I first felt this sneaky sense of repugnance while overhearing a conversation about seat assignments. As we sat and waited for the show to start, two attendees near me gossiped about who was sitting where, saying something about how people need to learn to respect the hierarchy. Another time, I felt it while watching an editor scold a person in PR for not holding the show for her arrival. Again, I felt it when asking myself what it would be like to go to all of these shows and not post it on Instagram or what it means to attend a fashion show in a time like this. And I felt it most acutely when seeing Mark Zuckerberg sit front row at Prada. This is what I dreamt of being part of? This is not an aspirational image to me. In fact, it evokes a specfic type of sadness. It’s a feeling of angst with a depressive undertone. It’s a bummer that parts of fashion week feel less alluring or cool than ever before. It lives alongside the appreciation, the hopefulness, and the optimism I still have around fashion. It’s a nuanced, difficult feeling to describe. In layman’s terms, it’s the fashion week ick, and I fear I have it.

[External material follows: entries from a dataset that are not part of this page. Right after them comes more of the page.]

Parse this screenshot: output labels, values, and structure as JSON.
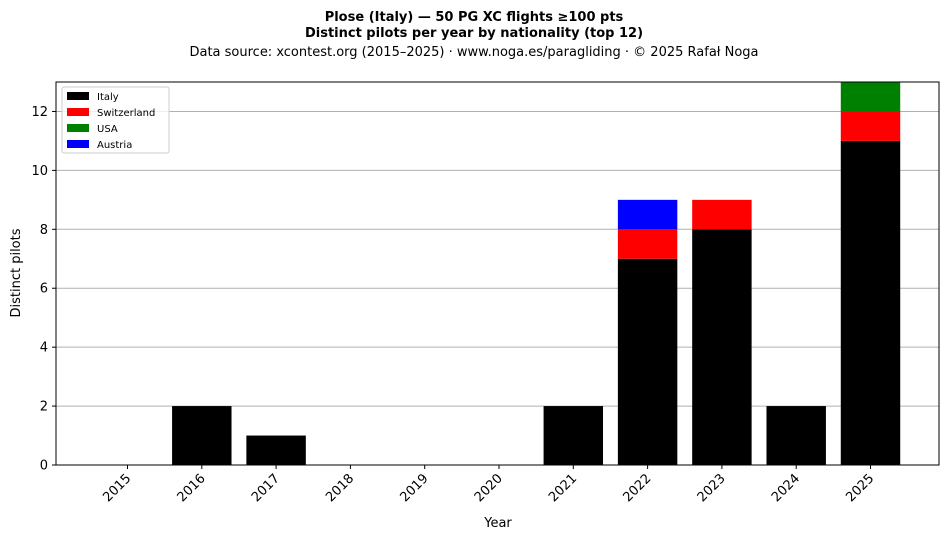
{
  "chart_data": {
    "type": "bar",
    "stacked": true,
    "title": "Plose (Italy)  —  50 PG XC flights ≥100 pts",
    "subtitle": "Distinct pilots per year by nationality (top 12)",
    "source": "Data source: xcontest.org (2015–2025)  ·  www.noga.es/paragliding  ·  © 2025 Rafał Noga",
    "xlabel": "Year",
    "ylabel": "Distinct pilots",
    "ylim": [
      0,
      13
    ],
    "yticks": [
      "0",
      "2",
      "4",
      "6",
      "8",
      "10",
      "12"
    ],
    "grid": "horizontal",
    "legend_position": "top-left",
    "categories": [
      "2015",
      "2016",
      "2017",
      "2018",
      "2019",
      "2020",
      "2021",
      "2022",
      "2023",
      "2024",
      "2025"
    ],
    "series": [
      {
        "name": "Italy",
        "color": "#000000",
        "values": [
          0,
          2,
          1,
          0,
          0,
          0,
          2,
          7,
          8,
          2,
          11
        ]
      },
      {
        "name": "Switzerland",
        "color": "#ff0000",
        "values": [
          0,
          0,
          0,
          0,
          0,
          0,
          0,
          1,
          1,
          0,
          1
        ]
      },
      {
        "name": "USA",
        "color": "#008000",
        "values": [
          0,
          0,
          0,
          0,
          0,
          0,
          0,
          0,
          0,
          0,
          1
        ]
      },
      {
        "name": "Austria",
        "color": "#0000ff",
        "values": [
          0,
          0,
          0,
          0,
          0,
          0,
          0,
          1,
          0,
          0,
          0
        ]
      }
    ]
  }
}
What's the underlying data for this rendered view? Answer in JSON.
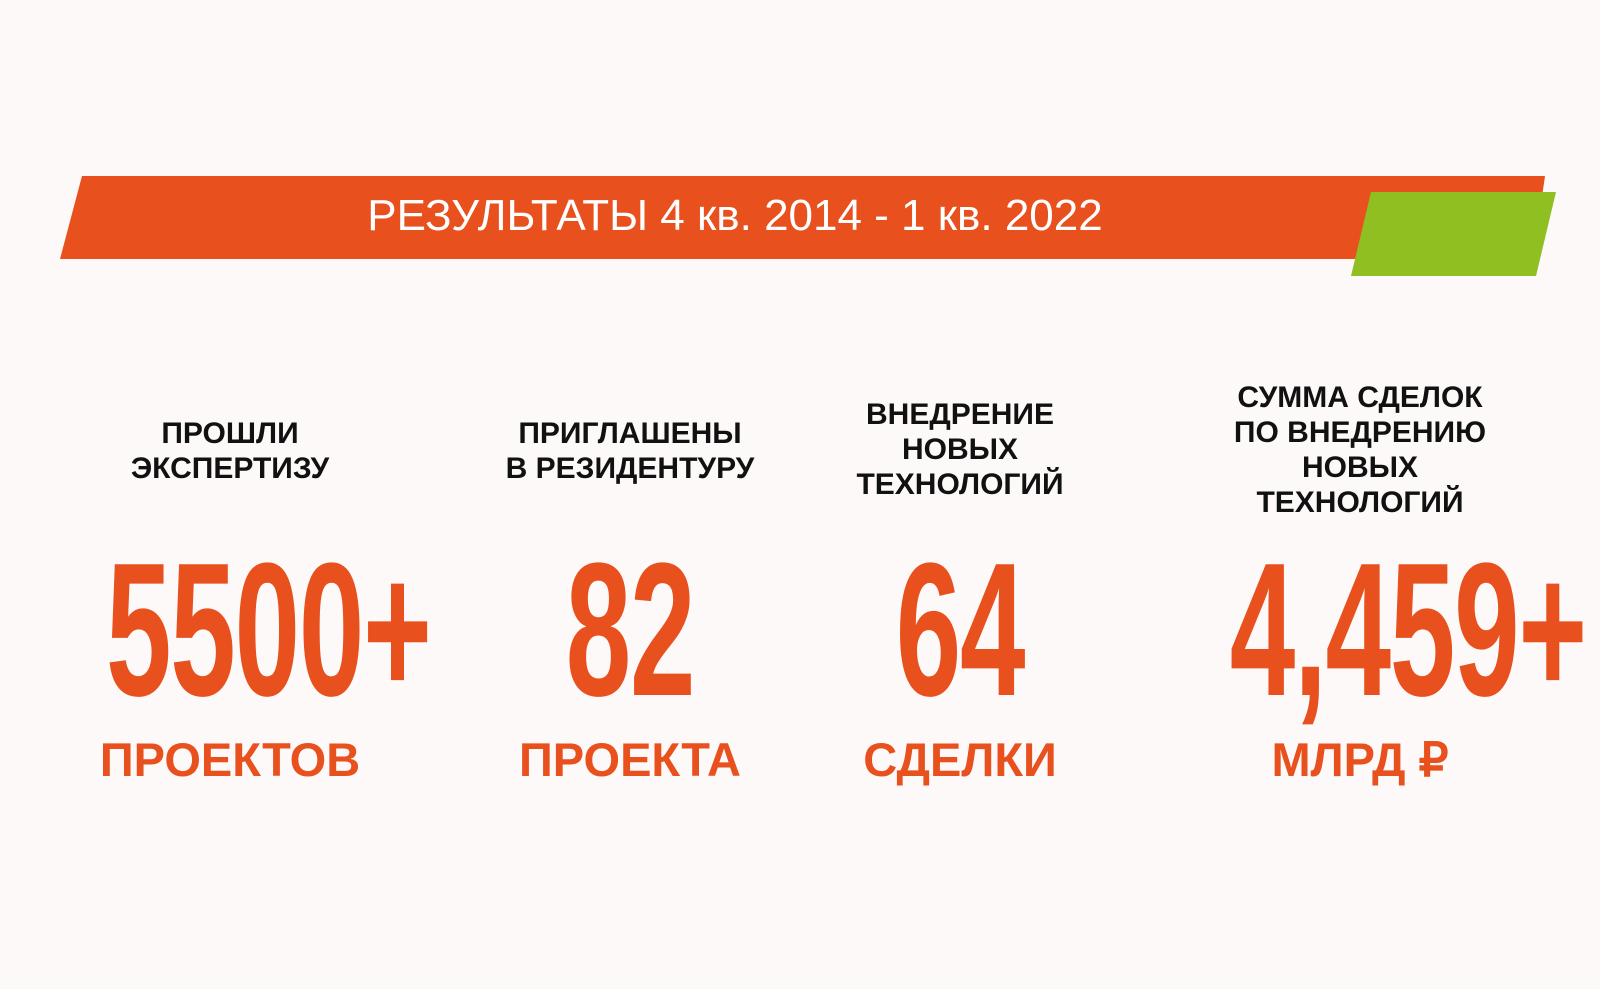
{
  "banner": {
    "title": "РЕЗУЛЬТАТЫ 4 кв. 2014 - 1 кв. 2022",
    "colors": {
      "primary": "#e8501e",
      "accent": "#8fbf21"
    }
  },
  "stats": [
    {
      "label": "ПРОШЛИ\nЭКСПЕРТИЗУ",
      "value": "5500+",
      "unit": "ПРОЕКТОВ"
    },
    {
      "label": "ПРИГЛАШЕНЫ\nВ РЕЗИДЕНТУРУ",
      "value": "82",
      "unit": "ПРОЕКТА"
    },
    {
      "label": "ВНЕДРЕНИЕ\nНОВЫХ\nТЕХНОЛОГИЙ",
      "value": "64",
      "unit": "СДЕЛКИ"
    },
    {
      "label": "СУММА СДЕЛОК\nПО ВНЕДРЕНИЮ\nНОВЫХ\nТЕХНОЛОГИЙ",
      "value": "4,459+",
      "unit": "МЛРД ₽"
    }
  ],
  "colors": {
    "background": "#fcf9f8",
    "accent_orange": "#e8501e",
    "label_text": "#111111"
  }
}
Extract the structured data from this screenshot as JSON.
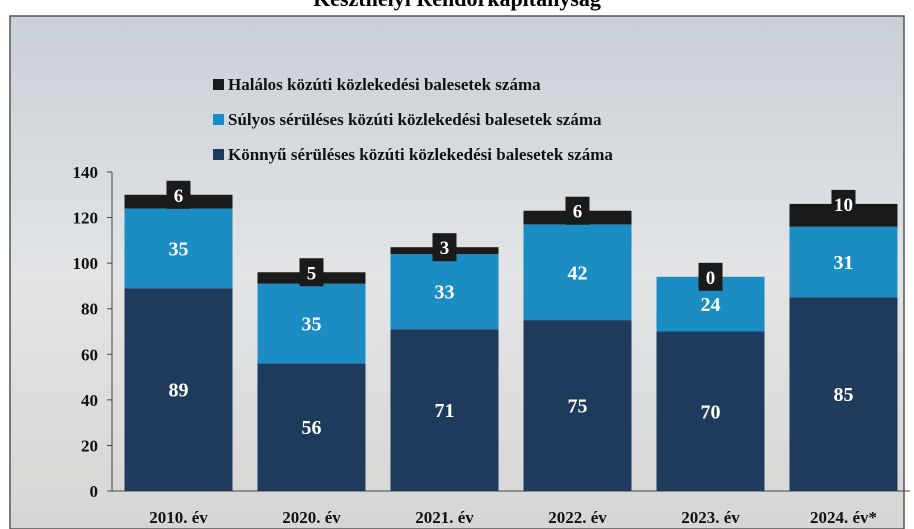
{
  "chart_data": {
    "type": "stacked_bar",
    "title": "Keszthelyi Rendőrkapitányság",
    "categories": [
      "2010. év",
      "2020. év",
      "2021. év",
      "2022. év",
      "2023. év",
      "2024. év*"
    ],
    "series": [
      {
        "name": "Könnyű sérüléses közúti közlekedési balesetek száma",
        "color": "#1e3a5c",
        "values": [
          89,
          56,
          71,
          75,
          70,
          85
        ]
      },
      {
        "name": "Súlyos sérüléses közúti közlekedési balesetek száma",
        "color": "#1b8dc2",
        "values": [
          35,
          35,
          33,
          42,
          24,
          31
        ]
      },
      {
        "name": "Halálos közúti közlekedési balesetek száma",
        "color": "#1a1a1a",
        "values": [
          6,
          5,
          3,
          6,
          0,
          10
        ]
      }
    ],
    "ylim": [
      0,
      140
    ],
    "yticks": [
      0,
      20,
      40,
      60,
      80,
      100,
      120,
      140
    ]
  }
}
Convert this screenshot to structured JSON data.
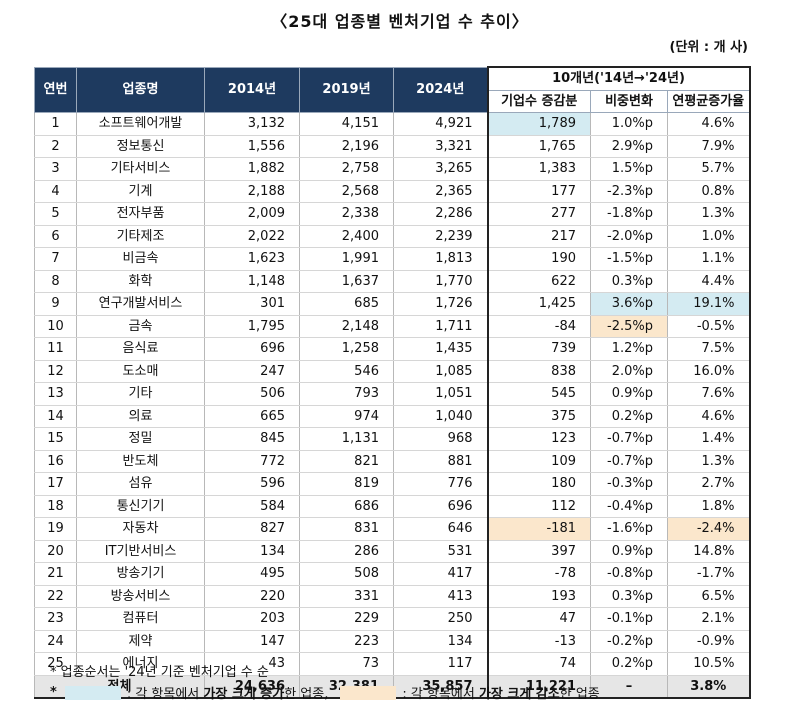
{
  "title": "〈25대 업종별 벤처기업 수 추이〉",
  "unit": "(단위 : 개 사)",
  "headers": {
    "rank": "연번",
    "industry": "업종명",
    "y2014": "2014년",
    "y2019": "2019년",
    "y2024": "2024년",
    "group": "10개년('14년→'24년)",
    "increase": "기업수 증감분",
    "share_change": "비중변화",
    "cagr": "연평균증가율"
  },
  "rows": [
    {
      "rank": "1",
      "name": "소프트웨어개발",
      "y2014": "3,132",
      "y2019": "4,151",
      "y2024": "4,921",
      "increase": "1,789",
      "share": "1.0%p",
      "cagr": "4.6%",
      "hl_inc": "up",
      "hl_share": "",
      "hl_cagr": ""
    },
    {
      "rank": "2",
      "name": "정보통신",
      "y2014": "1,556",
      "y2019": "2,196",
      "y2024": "3,321",
      "increase": "1,765",
      "share": "2.9%p",
      "cagr": "7.9%",
      "hl_inc": "",
      "hl_share": "",
      "hl_cagr": ""
    },
    {
      "rank": "3",
      "name": "기타서비스",
      "y2014": "1,882",
      "y2019": "2,758",
      "y2024": "3,265",
      "increase": "1,383",
      "share": "1.5%p",
      "cagr": "5.7%",
      "hl_inc": "",
      "hl_share": "",
      "hl_cagr": ""
    },
    {
      "rank": "4",
      "name": "기계",
      "y2014": "2,188",
      "y2019": "2,568",
      "y2024": "2,365",
      "increase": "177",
      "share": "-2.3%p",
      "cagr": "0.8%",
      "hl_inc": "",
      "hl_share": "",
      "hl_cagr": ""
    },
    {
      "rank": "5",
      "name": "전자부품",
      "y2014": "2,009",
      "y2019": "2,338",
      "y2024": "2,286",
      "increase": "277",
      "share": "-1.8%p",
      "cagr": "1.3%",
      "hl_inc": "",
      "hl_share": "",
      "hl_cagr": ""
    },
    {
      "rank": "6",
      "name": "기타제조",
      "y2014": "2,022",
      "y2019": "2,400",
      "y2024": "2,239",
      "increase": "217",
      "share": "-2.0%p",
      "cagr": "1.0%",
      "hl_inc": "",
      "hl_share": "",
      "hl_cagr": ""
    },
    {
      "rank": "7",
      "name": "비금속",
      "y2014": "1,623",
      "y2019": "1,991",
      "y2024": "1,813",
      "increase": "190",
      "share": "-1.5%p",
      "cagr": "1.1%",
      "hl_inc": "",
      "hl_share": "",
      "hl_cagr": ""
    },
    {
      "rank": "8",
      "name": "화학",
      "y2014": "1,148",
      "y2019": "1,637",
      "y2024": "1,770",
      "increase": "622",
      "share": "0.3%p",
      "cagr": "4.4%",
      "hl_inc": "",
      "hl_share": "",
      "hl_cagr": ""
    },
    {
      "rank": "9",
      "name": "연구개발서비스",
      "y2014": "301",
      "y2019": "685",
      "y2024": "1,726",
      "increase": "1,425",
      "share": "3.6%p",
      "cagr": "19.1%",
      "hl_inc": "",
      "hl_share": "up",
      "hl_cagr": "up"
    },
    {
      "rank": "10",
      "name": "금속",
      "y2014": "1,795",
      "y2019": "2,148",
      "y2024": "1,711",
      "increase": "-84",
      "share": "-2.5%p",
      "cagr": "-0.5%",
      "hl_inc": "",
      "hl_share": "down",
      "hl_cagr": ""
    },
    {
      "rank": "11",
      "name": "음식료",
      "y2014": "696",
      "y2019": "1,258",
      "y2024": "1,435",
      "increase": "739",
      "share": "1.2%p",
      "cagr": "7.5%",
      "hl_inc": "",
      "hl_share": "",
      "hl_cagr": ""
    },
    {
      "rank": "12",
      "name": "도소매",
      "y2014": "247",
      "y2019": "546",
      "y2024": "1,085",
      "increase": "838",
      "share": "2.0%p",
      "cagr": "16.0%",
      "hl_inc": "",
      "hl_share": "",
      "hl_cagr": ""
    },
    {
      "rank": "13",
      "name": "기타",
      "y2014": "506",
      "y2019": "793",
      "y2024": "1,051",
      "increase": "545",
      "share": "0.9%p",
      "cagr": "7.6%",
      "hl_inc": "",
      "hl_share": "",
      "hl_cagr": ""
    },
    {
      "rank": "14",
      "name": "의료",
      "y2014": "665",
      "y2019": "974",
      "y2024": "1,040",
      "increase": "375",
      "share": "0.2%p",
      "cagr": "4.6%",
      "hl_inc": "",
      "hl_share": "",
      "hl_cagr": ""
    },
    {
      "rank": "15",
      "name": "정밀",
      "y2014": "845",
      "y2019": "1,131",
      "y2024": "968",
      "increase": "123",
      "share": "-0.7%p",
      "cagr": "1.4%",
      "hl_inc": "",
      "hl_share": "",
      "hl_cagr": ""
    },
    {
      "rank": "16",
      "name": "반도체",
      "y2014": "772",
      "y2019": "821",
      "y2024": "881",
      "increase": "109",
      "share": "-0.7%p",
      "cagr": "1.3%",
      "hl_inc": "",
      "hl_share": "",
      "hl_cagr": ""
    },
    {
      "rank": "17",
      "name": "섬유",
      "y2014": "596",
      "y2019": "819",
      "y2024": "776",
      "increase": "180",
      "share": "-0.3%p",
      "cagr": "2.7%",
      "hl_inc": "",
      "hl_share": "",
      "hl_cagr": ""
    },
    {
      "rank": "18",
      "name": "통신기기",
      "y2014": "584",
      "y2019": "686",
      "y2024": "696",
      "increase": "112",
      "share": "-0.4%p",
      "cagr": "1.8%",
      "hl_inc": "",
      "hl_share": "",
      "hl_cagr": ""
    },
    {
      "rank": "19",
      "name": "자동차",
      "y2014": "827",
      "y2019": "831",
      "y2024": "646",
      "increase": "-181",
      "share": "-1.6%p",
      "cagr": "-2.4%",
      "hl_inc": "down",
      "hl_share": "",
      "hl_cagr": "down"
    },
    {
      "rank": "20",
      "name": "IT기반서비스",
      "y2014": "134",
      "y2019": "286",
      "y2024": "531",
      "increase": "397",
      "share": "0.9%p",
      "cagr": "14.8%",
      "hl_inc": "",
      "hl_share": "",
      "hl_cagr": ""
    },
    {
      "rank": "21",
      "name": "방송기기",
      "y2014": "495",
      "y2019": "508",
      "y2024": "417",
      "increase": "-78",
      "share": "-0.8%p",
      "cagr": "-1.7%",
      "hl_inc": "",
      "hl_share": "",
      "hl_cagr": ""
    },
    {
      "rank": "22",
      "name": "방송서비스",
      "y2014": "220",
      "y2019": "331",
      "y2024": "413",
      "increase": "193",
      "share": "0.3%p",
      "cagr": "6.5%",
      "hl_inc": "",
      "hl_share": "",
      "hl_cagr": ""
    },
    {
      "rank": "23",
      "name": "컴퓨터",
      "y2014": "203",
      "y2019": "229",
      "y2024": "250",
      "increase": "47",
      "share": "-0.1%p",
      "cagr": "2.1%",
      "hl_inc": "",
      "hl_share": "",
      "hl_cagr": ""
    },
    {
      "rank": "24",
      "name": "제약",
      "y2014": "147",
      "y2019": "223",
      "y2024": "134",
      "increase": "-13",
      "share": "-0.2%p",
      "cagr": "-0.9%",
      "hl_inc": "",
      "hl_share": "",
      "hl_cagr": ""
    },
    {
      "rank": "25",
      "name": "에너지",
      "y2014": "43",
      "y2019": "73",
      "y2024": "117",
      "increase": "74",
      "share": "0.2%p",
      "cagr": "10.5%",
      "hl_inc": "",
      "hl_share": "",
      "hl_cagr": ""
    }
  ],
  "total": {
    "label": "전체",
    "y2014": "24,636",
    "y2019": "32,381",
    "y2024": "35,857",
    "increase": "11,221",
    "share": "–",
    "cagr": "3.8%"
  },
  "notes": {
    "note1": "* 업종순서는 '24년 기준 벤처기업 수 순",
    "note2_prefix": "*",
    "legend_up_pre": ": 각 항목에서 ",
    "legend_up_bold": "가장 크게 증가",
    "legend_up_post": "한 업종,",
    "legend_down_pre": ": 각 항목에서 ",
    "legend_down_bold": "가장 크게 감소",
    "legend_down_post": "한 업종"
  },
  "colors": {
    "header_bg": "#1e3a5f",
    "highlight_up": "#d4ebf2",
    "highlight_down": "#fbe7cc",
    "total_bg": "#e6e6e6"
  }
}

This past New York Fashion Week, I was surprised to find myself content on the sidelines. I didn’t feel the same urge to create a spreadsheet and fill it with a calendar of shows I planned to attend, hoped to attend, and was still waiting to find out if I would attend (it should be noted that this is the unique experience of the freelance writer, and that I respect the grind of the full-time fashion girls). I found myself focused on other projects, which is astonishing when we consider the 19-year-old a few paragraphs up. From where I stood on the sidewalk years ago, watching the mesmerizing march of fashion week, attending appeared to be all that mattered. I’m not sure if that’s true anymore. Attending is an honor. But it’s not required to appreciate the art. I don’t feel the same need to chase it down. Sometimes I relish returning to following it from afar. Sometimes I pine to be there. Both are true.
Fashion week stands for something sentimental and personal—at least in part—for so many attendees and observers. That might be one of the most beautiful things about it. I once wrote a piece for Vogue about the fashion fanatics at Paris Fashion Week. I pushed through hoards of people outside of the Dior, Louis Vuitton, and Chanel shows to interview fans all over the world who also just wanted to be part of the rush. There was a consensus that the internet made it easier to attend and find a place in it all. Some would say the democratization of fashion week has made it better, some would say worse. Either way, for many, fashion is close to the heart, so people want to get close to it.
I love that it took me years to get close to fashion week. I love that I still don’t exist at the center of the beast. I love that I get to experience shows as someone who still feels like the dream hasn’t been fully realized, and like maybe it doesn’t need to be. For now, the box underneath my desk serves as a reminder that any dream is worth having, even if its final form isn’t what it seems.